NRA Spokeswoman Catherine Mortensen
Wooden also said that “if the NRA would like to have a serious and constructive dialogue on how to make the civilian gun industry safer, then I’d welcome a conversation any day to discuss my policy and other initiatives we can take to reduce gun violence.”
At the U.S. Capitol event one gun control advocate after another predicted Wooden’s decision would prompt other states to follow.
Sen. Chris Murphy called it “a model plan, not only for state investors but for private investors as well.”
“We have to come up with creative solutions to promote policy changes,” Murphy said. “This sends a message to the gun industry that they have to be part of the conversation as well.”
“If the NRA would like to have a serious and constructive dialogue on how to make the civilian gun industry safer, then I’d welcome a conversation any day to discuss my policy and other initiatives we can take to reduce gun violence.”
Sen. Richard Blumenthal said “hopefully (Wooden) will be setting a model for other state treasurers,” while Rep.
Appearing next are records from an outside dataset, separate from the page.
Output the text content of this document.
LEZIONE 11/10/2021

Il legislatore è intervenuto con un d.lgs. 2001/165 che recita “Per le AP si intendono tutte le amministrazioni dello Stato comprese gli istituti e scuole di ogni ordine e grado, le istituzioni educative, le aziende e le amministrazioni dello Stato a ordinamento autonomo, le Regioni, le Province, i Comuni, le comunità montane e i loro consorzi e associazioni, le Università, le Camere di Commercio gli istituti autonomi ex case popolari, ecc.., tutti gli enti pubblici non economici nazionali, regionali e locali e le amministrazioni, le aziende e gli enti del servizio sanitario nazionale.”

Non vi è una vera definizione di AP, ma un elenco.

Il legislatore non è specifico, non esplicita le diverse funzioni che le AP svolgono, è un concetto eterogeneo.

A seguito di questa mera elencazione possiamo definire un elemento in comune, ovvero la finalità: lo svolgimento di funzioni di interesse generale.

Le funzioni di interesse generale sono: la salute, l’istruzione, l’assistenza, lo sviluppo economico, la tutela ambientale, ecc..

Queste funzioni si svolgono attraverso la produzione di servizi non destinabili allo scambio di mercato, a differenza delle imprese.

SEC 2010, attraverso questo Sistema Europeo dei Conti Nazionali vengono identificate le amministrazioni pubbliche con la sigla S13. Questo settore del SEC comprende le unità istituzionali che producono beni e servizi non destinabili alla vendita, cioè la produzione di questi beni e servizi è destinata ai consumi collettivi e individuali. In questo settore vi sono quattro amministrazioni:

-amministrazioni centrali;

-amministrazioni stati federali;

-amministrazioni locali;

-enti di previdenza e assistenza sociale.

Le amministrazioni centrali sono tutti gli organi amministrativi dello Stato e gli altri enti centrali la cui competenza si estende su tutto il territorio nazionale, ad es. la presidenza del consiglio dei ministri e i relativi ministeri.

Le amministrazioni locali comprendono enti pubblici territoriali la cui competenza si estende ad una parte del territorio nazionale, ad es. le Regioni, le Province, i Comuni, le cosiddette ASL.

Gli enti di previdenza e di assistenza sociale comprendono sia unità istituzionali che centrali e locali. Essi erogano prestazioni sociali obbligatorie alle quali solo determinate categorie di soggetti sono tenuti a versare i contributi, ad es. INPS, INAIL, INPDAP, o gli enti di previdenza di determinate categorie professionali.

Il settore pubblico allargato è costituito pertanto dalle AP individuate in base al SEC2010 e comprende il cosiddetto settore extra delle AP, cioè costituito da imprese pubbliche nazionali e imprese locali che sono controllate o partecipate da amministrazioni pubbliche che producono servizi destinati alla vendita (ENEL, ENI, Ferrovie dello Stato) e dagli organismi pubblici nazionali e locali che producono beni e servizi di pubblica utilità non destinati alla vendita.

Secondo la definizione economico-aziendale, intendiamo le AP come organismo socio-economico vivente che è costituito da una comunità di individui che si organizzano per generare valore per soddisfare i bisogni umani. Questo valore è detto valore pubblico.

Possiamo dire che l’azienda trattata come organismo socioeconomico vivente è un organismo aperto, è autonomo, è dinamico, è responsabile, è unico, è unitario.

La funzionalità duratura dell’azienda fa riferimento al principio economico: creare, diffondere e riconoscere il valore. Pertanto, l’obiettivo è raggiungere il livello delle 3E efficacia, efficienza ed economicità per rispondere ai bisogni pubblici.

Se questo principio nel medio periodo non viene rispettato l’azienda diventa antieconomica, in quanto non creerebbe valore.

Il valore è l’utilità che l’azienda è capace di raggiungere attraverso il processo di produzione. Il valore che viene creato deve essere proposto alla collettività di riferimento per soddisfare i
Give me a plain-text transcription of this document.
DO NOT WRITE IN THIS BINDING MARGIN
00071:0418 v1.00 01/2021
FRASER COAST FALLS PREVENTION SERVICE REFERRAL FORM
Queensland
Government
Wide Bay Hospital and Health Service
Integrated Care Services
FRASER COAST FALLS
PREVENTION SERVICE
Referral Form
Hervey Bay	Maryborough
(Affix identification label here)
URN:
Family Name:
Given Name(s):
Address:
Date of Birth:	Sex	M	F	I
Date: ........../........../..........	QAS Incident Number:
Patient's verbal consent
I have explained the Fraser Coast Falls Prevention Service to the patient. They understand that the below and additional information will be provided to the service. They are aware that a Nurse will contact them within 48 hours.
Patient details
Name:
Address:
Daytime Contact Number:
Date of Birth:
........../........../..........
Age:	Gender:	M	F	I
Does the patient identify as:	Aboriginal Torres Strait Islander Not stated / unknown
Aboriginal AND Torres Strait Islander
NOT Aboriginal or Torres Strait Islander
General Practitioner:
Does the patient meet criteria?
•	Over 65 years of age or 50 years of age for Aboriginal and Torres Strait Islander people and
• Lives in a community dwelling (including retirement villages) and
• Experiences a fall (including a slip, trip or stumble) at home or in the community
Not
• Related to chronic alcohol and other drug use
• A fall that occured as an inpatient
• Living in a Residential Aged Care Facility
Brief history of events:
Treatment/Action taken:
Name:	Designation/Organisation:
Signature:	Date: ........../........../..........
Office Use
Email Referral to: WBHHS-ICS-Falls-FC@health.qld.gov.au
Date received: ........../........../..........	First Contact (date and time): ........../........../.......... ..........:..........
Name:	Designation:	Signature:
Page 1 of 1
Rosa DeLauro, D-3rd District, thanked the state treasurer “for taking us down this road.”
Wooden has divested only a fraction of Connecticut’s $37 billion pension investments.
He’s divested about $1.6 million from the Olin Corp.; $233,668 from the Daicel Corp.; $114, 087 from the Clarus Corporation, and $626 from Vista Outdoor.
Most of the state’s divestiture, about $28 million, was from the defense industry giant Northrup Grumman, which also manufactures ammunition for firearms purchased by civilians.
“Some may say it’s not going to have any impact,” Blumenthal said. “But even if it was only one dollar, it’s worth it.”
Wooden has also asked banks doing business with the state to disclose their gun policies and relationships with the firearm industry.
After the press conference, Wooden said the implementation of his Responsible Gun Policy should have come as no surprise, since he campaigned on that platform.
“I thought about it for a long time,” he said. “With that said, I’ve always believed that divestment is a tool of last resort.”
But he said other efforts to prod the gun industry toward change, such as efforts by shareholders to use proxy votes to pressure corporations, have failed.
“Shareholder engagement has not been very effective,” he said.
So, Wooden decided to make a bigger impact by reallocating millions of dollars in state pension funds.
But before he did, Wooden said he made sure the divestment was the right thing to do from a fiduciary standpoint.
“After a financial analysis, the conclusion was that gun securities and the gun industry was very risky, very volatile,” he said.